On and offside roll learning

Clearly outside of the luxury of the practice session you cannot predict which side of the kayak you will end up rolling in on or up on. So if you are learning rolls as a practical rescue and recovery technique you will need to learn to roll on both sides of the kayak.
If you are right handed then rolling up on the right side of the kayak will probably be your strongest side, usually called your onside roll due to your stronger (right) arm doing most of the work. Rolling up on the left will be called your offside roll.
Whatever side you first learn to roll on I can guarantee that when you try the other side you will feel strange at first and you may like me fail miserably. I found this a time when goggles really helped me as I was able to slow down under water and really examine what was going on and think about the correct motion I needed to make. My muscle memory was no use as it was telling me to raise the wrong knee and all sorts of things were going wrong. Prior to rolling I find it useful to close my eyes and imagine the movement of my arms and core and back, seeing myself perform the movements. I then use the paddle out of the water and rehearse the movement, reinforcing the muscle memory. Then finally I roll in and try it out for real. One of the hardest things to get right is the blade angle on the water’s surface. A good way to help to get the blade setup up right is to relax your grip and allow it to float on the surface for a moment, this will cause the blade to float flat, then try a small amount of wrist rotation and then sweep the blade. The other challenge is teaching your arm to sweep out rather than just heaving downwards on the paddle, this should all sound very familiar, it really is exactly the same challenges as the Standard Greenland Roll all over again, it just now feels really weird, complicated and much harder.
In Dubside’s rolling video he suggests practicing your onside roll three times successfully then trying once on your offside, if you fail to roll then go back and repeat the onside three times, keep cycling this way until you are getting the same rate of success on both sides.

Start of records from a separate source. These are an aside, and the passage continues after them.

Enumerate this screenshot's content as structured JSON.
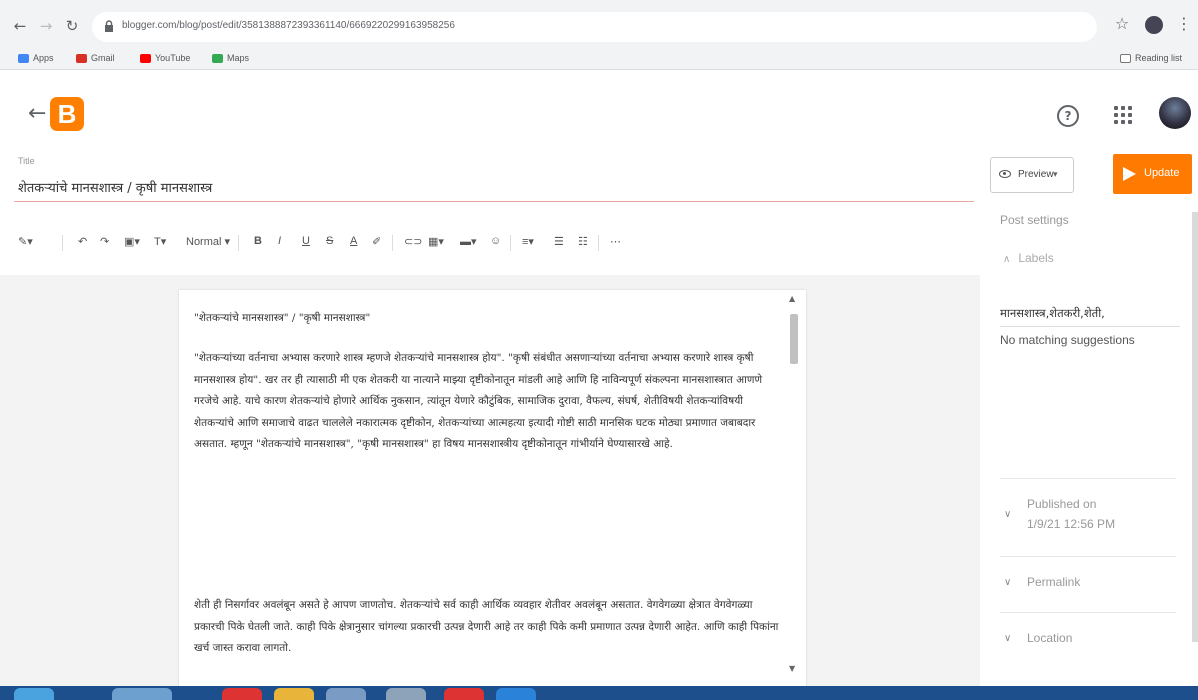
{
  "browser": {
    "url": "blogger.com/blog/post/edit/358138887239336114​0/666922029916395825​6",
    "bookmarks": [
      {
        "label": "Apps",
        "color": "#4285f4"
      },
      {
        "label": "Gmail",
        "color": "#d93025"
      },
      {
        "label": "YouTube",
        "color": "#ff0000"
      },
      {
        "label": "Maps",
        "color": "#34a853"
      }
    ],
    "reading_list": "Reading list"
  },
  "app": {
    "logo_letter": "B",
    "brand_color": "#ff8000"
  },
  "post": {
    "title_label": "Title",
    "title": "शेतकऱ्यांचे मानसशास्त्र / कृषी मानसशास्त्र"
  },
  "toolbar": {
    "format_style": "Normal"
  },
  "editor": {
    "paragraphs": [
      "\"शेतकऱ्यांचे मानसशास्त्र\" / \"कृषी मानसशास्त्र\"",
      "\"शेतकऱ्यांच्या वर्तनाचा अभ्यास करणारे शास्त्र म्हणजे शेतकऱ्यांचे मानसशास्त्र होय\". \"कृषी संबंधीत असणाऱ्यांच्या वर्तनाचा अभ्यास करणारे शास्त्र कृषी मानसशास्त्र होय\". खर तर ही त्यासाठी मी एक शेतकरी या नात्याने माझ्या दृष्टीकोनातून मांडली आहे आणि हि नाविन्यपूर्ण संकल्पना मानसशास्त्रात आणणे गरजेचे आहे. याचे कारण शेतकऱ्यांचे होणारे आर्थिक नुकसान, त्यांतून येणारे कौटुंबिक, सामाजिक दुरावा, वैफल्य, संघर्ष, शेतीविषयी शेतकऱ्यांविषयी शेतकऱ्यांचे आणि समाजाचे वाढत चाललेले नकारात्मक दृष्टीकोन, शेतकऱ्यांच्या आत्महत्या इत्यादी गोष्टी साठी मानसिक घटक मोठ्या प्रमाणात जबाबदार असतात. म्हणून \"शेतकऱ्यांचे मानसशास्त्र\", \"कृषी मानसशास्त्र\" हा विषय मानसशास्त्रीय दृष्टीकोनातून गांभीर्याने घेण्यासारखे आहे.",
      "शेती ही निसर्गावर अवलंबून असते हे आपण जाणतोच. शेतकऱ्यांचे सर्व काही आर्थिक व्यवहार शेतीवर अवलंबून असतात. वेगवेगळ्या क्षेत्रात वेगवेगळ्या प्रकारची पिके घेतली जाते. काही पिके क्षेत्रानुसार चांगल्या प्रकारची उत्पन्न देणारी आहे तर काही पिके कमी प्रमाणात उत्पन्न देणारी आहेत. आणि काही पिकांना खर्च जास्त करावा लागतो."
    ]
  },
  "sidebar": {
    "preview_label": "Preview",
    "update_label": "Update",
    "post_settings": "Post settings",
    "labels_title": "Labels",
    "labels_value": "मानसशास्त्र,शेतकरी,शेती,",
    "no_match": "No matching suggestions",
    "published_on": "Published on",
    "published_date": "1/9/21 12:56 PM",
    "permalink": "Permalink",
    "location": "Location",
    "update_color": "#ff7a00"
  }
}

I learned over a dozen different rolls before I focused on my offside. I know some people who will not learn a new roll until they have got all their existing rolls working on both sides. It really is up to you how to learn. I would recommend as a minimum to get at least your Standard Greenland Roll working on both sides as it may save you wet exiting during rolling practice when you are running short of air and your paddle is set up on the wrong side for your onside roll.